Lower rates of relapse and discontinuation with ocrelizumab after natalizumab vs dimethyl fumarate and fingolimod in MS

A retrospective observational cohort study finds that patients with relapsing-remitting multiple sclerosis (RRMS) who switched from natalizumab to ocrelizumab had lower annual relapse and discontinuation rates and longer time to first relapse than those who switched to dimethyl fumarate or fingolimod.

Natalizumab is monoclonal antibody with established efficacy in RRMS. [N Engl J Med 2003;348:15-23; N Engl J Med 2006;354:899-910] However, its long-term use is associated with an increased risk of progressive multifocal leukoencephalopathy caused by JC virus (JCV). [N Engl J Med 2012;366:1870-1880] Therefore, in patients who become positive for anti-JCV antibody, natalizumab is often discontinued to mitigate PML risk and their disease-modifying therapy (DMT) is usually switched to either fingolimod, dimethyl fumarate, or ocrelizumab. [JAMA Neurol 2014;71:436-441; J Neurol Neurosurg Psychiatry 2017;88:1073-1078; Mult Scler 2021;27:790-794]

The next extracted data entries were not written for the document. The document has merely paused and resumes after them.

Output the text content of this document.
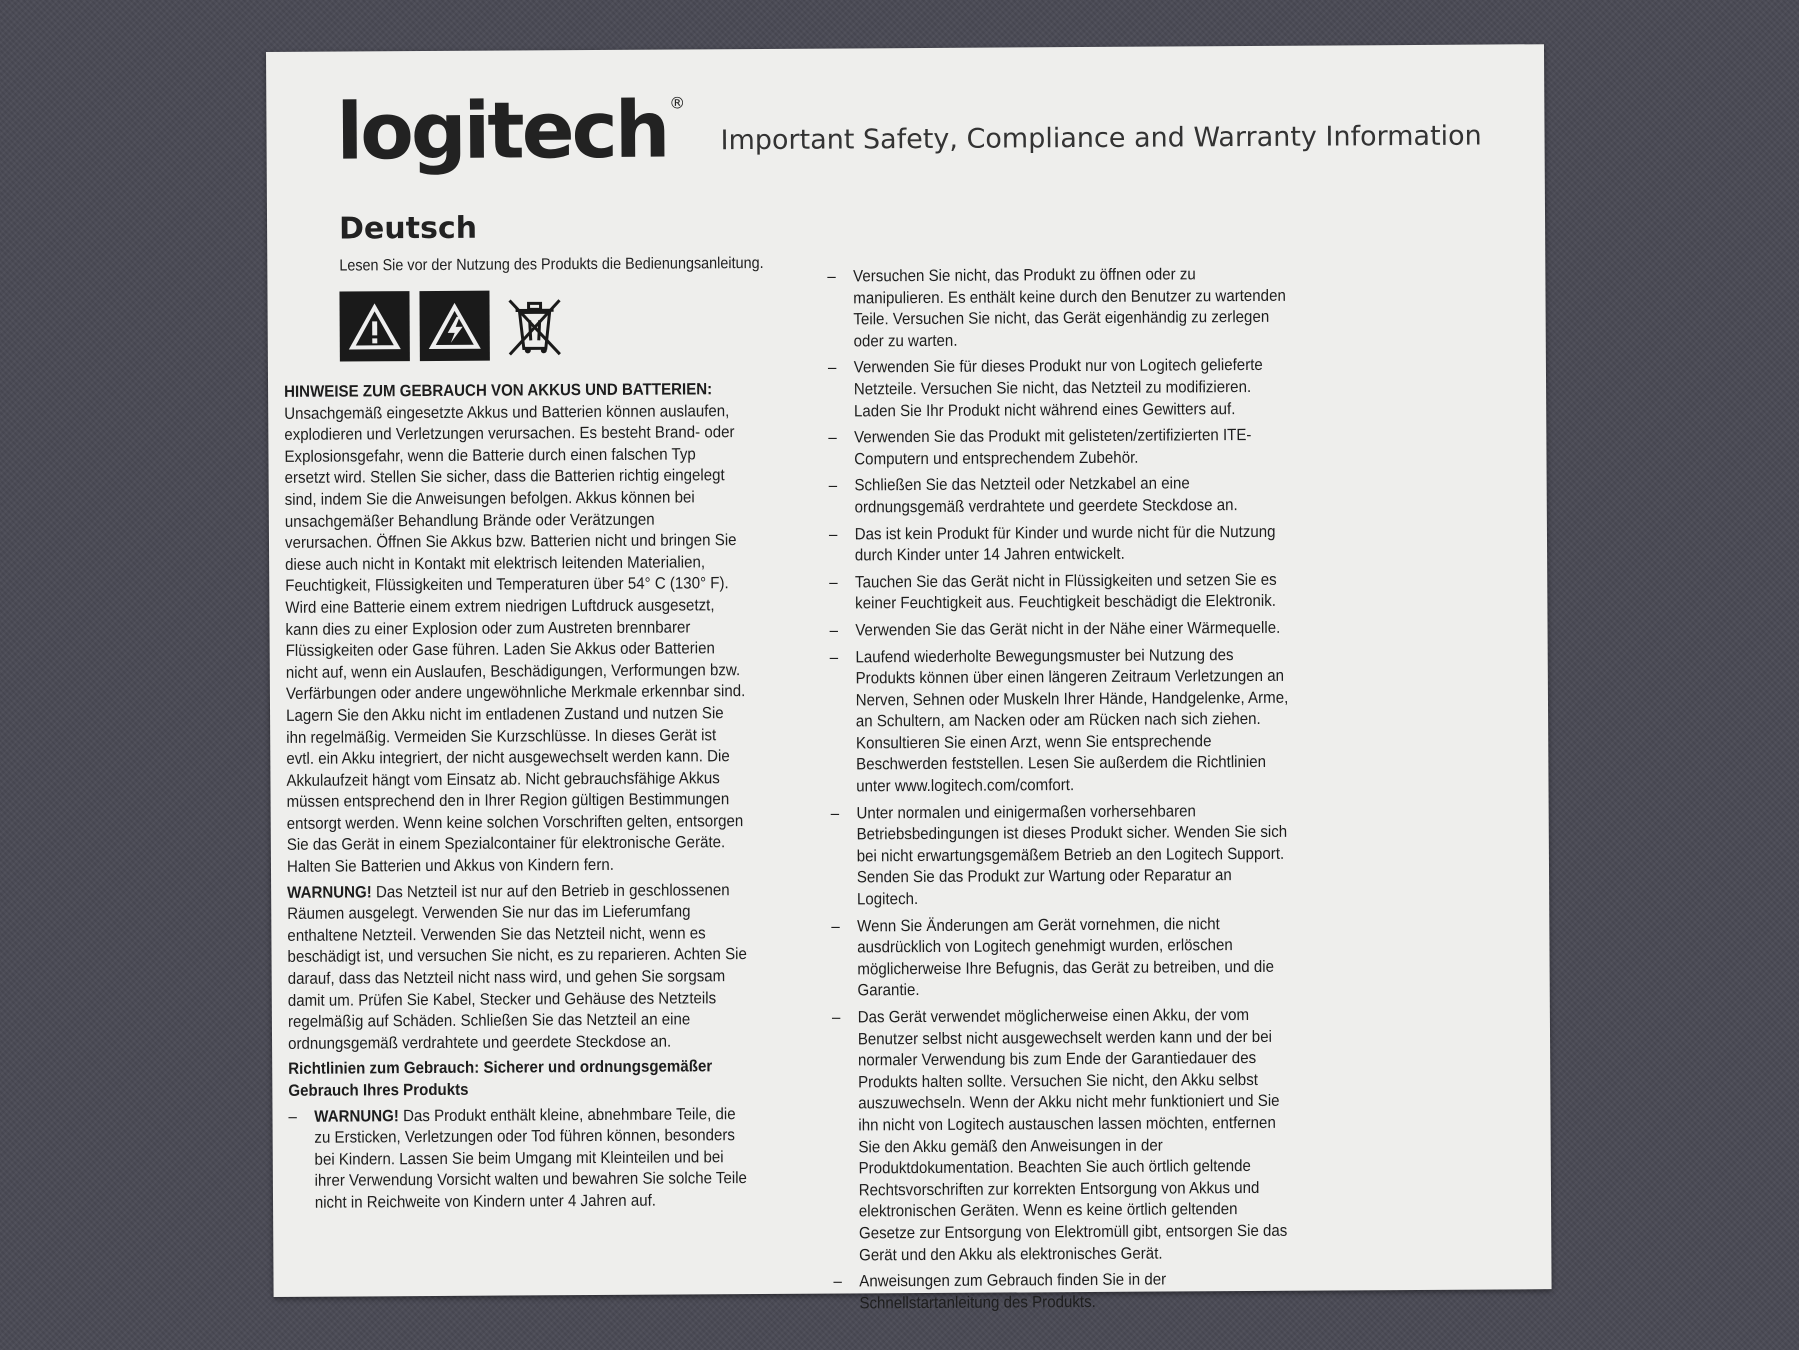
logitech®
Important Safety, Compliance and Warranty Information
Deutsch
Lesen Sie vor der Nutzung des Produkts die Bedienungsanleitung.

HINWEISE ZUM GEBRAUCH VON AKKUS UND BATTERIEN:

Unsachgemäß eingesetzte Akkus und Batterien können auslaufen, explodieren und Verletzungen verursachen. Es besteht Brand- oder Explosionsgefahr, wenn die Batterie durch einen falschen Typ ersetzt wird. Stellen Sie sicher, dass die Batterien richtig eingelegt sind, indem Sie die Anweisungen befolgen. Akkus können bei unsachgemäßer Behandlung Brände oder Verätzungen verursachen. Öffnen Sie Akkus bzw. Batterien nicht und bringen Sie diese auch nicht in Kontakt mit elektrisch leitenden Materialien, Feuchtigkeit, Flüssigkeiten und Temperaturen über 54° C (130° F). Wird eine Batterie einem extrem niedrigen Luftdruck ausgesetzt, kann dies zu einer Explosion oder zum Austreten brennbarer Flüssigkeiten oder Gase führen. Laden Sie Akkus oder Batterien nicht auf, wenn ein Auslaufen, Beschädigungen, Verformungen bzw. Verfärbungen oder andere ungewöhnliche Merkmale erkennbar sind. Lagern Sie den Akku nicht im entladenen Zustand und nutzen Sie ihn regelmäßig. Vermeiden Sie Kurzschlüsse. In dieses Gerät ist evtl. ein Akku integriert, der nicht ausgewechselt werden kann. Die Akkulaufzeit hängt vom Einsatz ab. Nicht gebrauchsfähige Akkus müssen entsprechend den in Ihrer Region gültigen Bestimmungen entsorgt werden. Wenn keine solchen Vorschriften gelten, entsorgen Sie das Gerät in einem Spezialcontainer für elektronische Geräte. Halten Sie Batterien und Akkus von Kindern fern.

WARNUNG! Das Netzteil ist nur auf den Betrieb in geschlossenen Räumen ausgelegt. Verwenden Sie nur das im Lieferumfang enthaltene Netzteil. Verwenden Sie das Netzteil nicht, wenn es beschädigt ist, und versuchen Sie nicht, es zu reparieren. Achten Sie darauf, dass das Netzteil nicht nass wird, und gehen Sie sorgsam damit um. Prüfen Sie Kabel, Stecker und Gehäuse des Netzteils regelmäßig auf Schäden. Schließen Sie das Netzteil an eine ordnungsgemäß verdrahtete und geerdete Steckdose an.

Richtlinien zum Gebrauch: Sicherer und ordnungsgemäßer Gebrauch Ihres Produkts

– WARNUNG! Das Produkt enthält kleine, abnehmbare Teile, die zu Ersticken, Verletzungen oder Tod führen können, besonders bei Kindern. Lassen Sie beim Umgang mit Kleinteilen und bei ihrer Verwendung Vorsicht walten und bewahren Sie solche Teile nicht in Reichweite von Kindern unter 4 Jahren auf.
– Versuchen Sie nicht, das Produkt zu öffnen oder zu manipulieren. Es enthält keine durch den Benutzer zu wartenden Teile. Versuchen Sie nicht, das Gerät eigenhändig zu zerlegen oder zu warten.
– Verwenden Sie für dieses Produkt nur von Logitech gelieferte Netzteile. Versuchen Sie nicht, das Netzteil zu modifizieren. Laden Sie Ihr Produkt nicht während eines Gewitters auf.
– Verwenden Sie das Produkt mit gelisteten/zertifizierten ITE-Computern und entsprechendem Zubehör.
– Schließen Sie das Netzteil oder Netzkabel an eine ordnungsgemäß verdrahtete und geerdete Steckdose an.
– Das ist kein Produkt für Kinder und wurde nicht für die Nutzung durch Kinder unter 14 Jahren entwickelt.
– Tauchen Sie das Gerät nicht in Flüssigkeiten und setzen Sie es keiner Feuchtigkeit aus. Feuchtigkeit beschädigt die Elektronik.
– Verwenden Sie das Gerät nicht in der Nähe einer Wärmequelle.
– Laufend wiederholte Bewegungsmuster bei Nutzung des Produkts können über einen längeren Zeitraum Verletzungen an Nerven, Sehnen oder Muskeln Ihrer Hände, Handgelenke, Arme, an Schultern, am Nacken oder am Rücken nach sich ziehen. Konsultieren Sie einen Arzt, wenn Sie entsprechende Beschwerden feststellen. Lesen Sie außerdem die Richtlinien unter www.logitech.com/comfort.
– Unter normalen und einigermaßen vorhersehbaren Betriebsbedingungen ist dieses Produkt sicher. Wenden Sie sich bei nicht erwartungsgemäßem Betrieb an den Logitech Support. Senden Sie das Produkt zur Wartung oder Reparatur an Logitech.
– Wenn Sie Änderungen am Gerät vornehmen, die nicht ausdrücklich von Logitech genehmigt wurden, erlöschen möglicherweise Ihre Befugnis, das Gerät zu betreiben, und die Garantie.
– Das Gerät verwendet möglicherweise einen Akku, der vom Benutzer selbst nicht ausgewechselt werden kann und der bei normaler Verwendung bis zum Ende der Garantiedauer des Produkts halten sollte. Versuchen Sie nicht, den Akku selbst auszuwechseln. Wenn der Akku nicht mehr funktioniert und Sie ihn nicht von Logitech austauschen lassen möchten, entfernen Sie den Akku gemäß den Anweisungen in der Produktdokumentation. Beachten Sie auch örtlich geltende Rechtsvorschriften zur korrekten Entsorgung von Akkus und elektronischen Geräten. Wenn es keine örtlich geltenden Gesetze zur Entsorgung von Elektromüll gibt, entsorgen Sie das Gerät und den Akku als elektronisches Gerät.
– Anweisungen zum Gebrauch finden Sie in der Schnellstartanleitung des Produkts.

“Evidence has been inconsistent regarding the comparative efficacy of these three common DMTs after switching from natalizumab, and a direct comparison between them is lacking,” wrote the researchers. “Therefore, conducted a retrospective study to directly compare the treatment outcomes in participants treated with dimethyl fumarate, fingolimod, or ocrelizumab after natalizumab cessation using the MSBase registry data set.” [JAMA Neurol 2023;doi:10.1001/jamaneurol.2023.1542]

In the data set, a total of 1,386 patients (mean age, 41.3 years; female, 71 percent) switched to dimethyl fumarate (9.9 percent), fingolimod (59.4 percent), or ocrelizumab (30.7 percent) after ≥6 months on natalizumab and within 3 months of its discontinuation.

The annualized relapse rates (ARR) were follows: ocrelizumab, 0.06 (95 percent confidence interval [CI], 0.04–0.08); fingolimod, 0.26 (95 percent CI, 0.12–0.48); and dimethyl fumarate, 0.27 (95 percent CI, 0.12–0.56). The ARR ratio of fingolimod to ocrelizumab was 4.33 (95 percent CI, 3.12–6.01) and of dimethyl fumarate to ocrelizumab was 4.50 (95 percent CI, 2.89–7.03). Compared with ocrelizumab, the hazard ratio (HR) of time to first relapse was 4.02 (95 percent CI, 2.83–5.70) for fingolimod and 3.70 (95 percent CI, 2.35–5.84) for dimethyl fumarate. “No significant difference in ARR and time to first relapse was found between fingolimod and dimethyl fumarate use,” added the researchers.

Compared with ocrelizumab, fingolimod (HR, 2.57; 95 percent CI, 1.74–3.80) and dimethyl fumarate (HR, 4.26; 95 percent CI, 2.65–6.84) were associated with a significant increase in treatment discontinuation rates over time. The most commonly reported reason for treatment discontinuation with fingolimod and dimethyl fumarate was lack of efficacy (48 percent and 31 percent, respectively) and adverse events for ocrelizumab (35 percent).

“Of note, a switch to fingolimod was associated with a 49 percent higher risk [HR, 1.49; 95 percent CI, 1.07–2.07] for disability accumulation vs ocrelizumab,” highlighted the researchers. “However, there was no significant difference in disability improvement between the two agents.”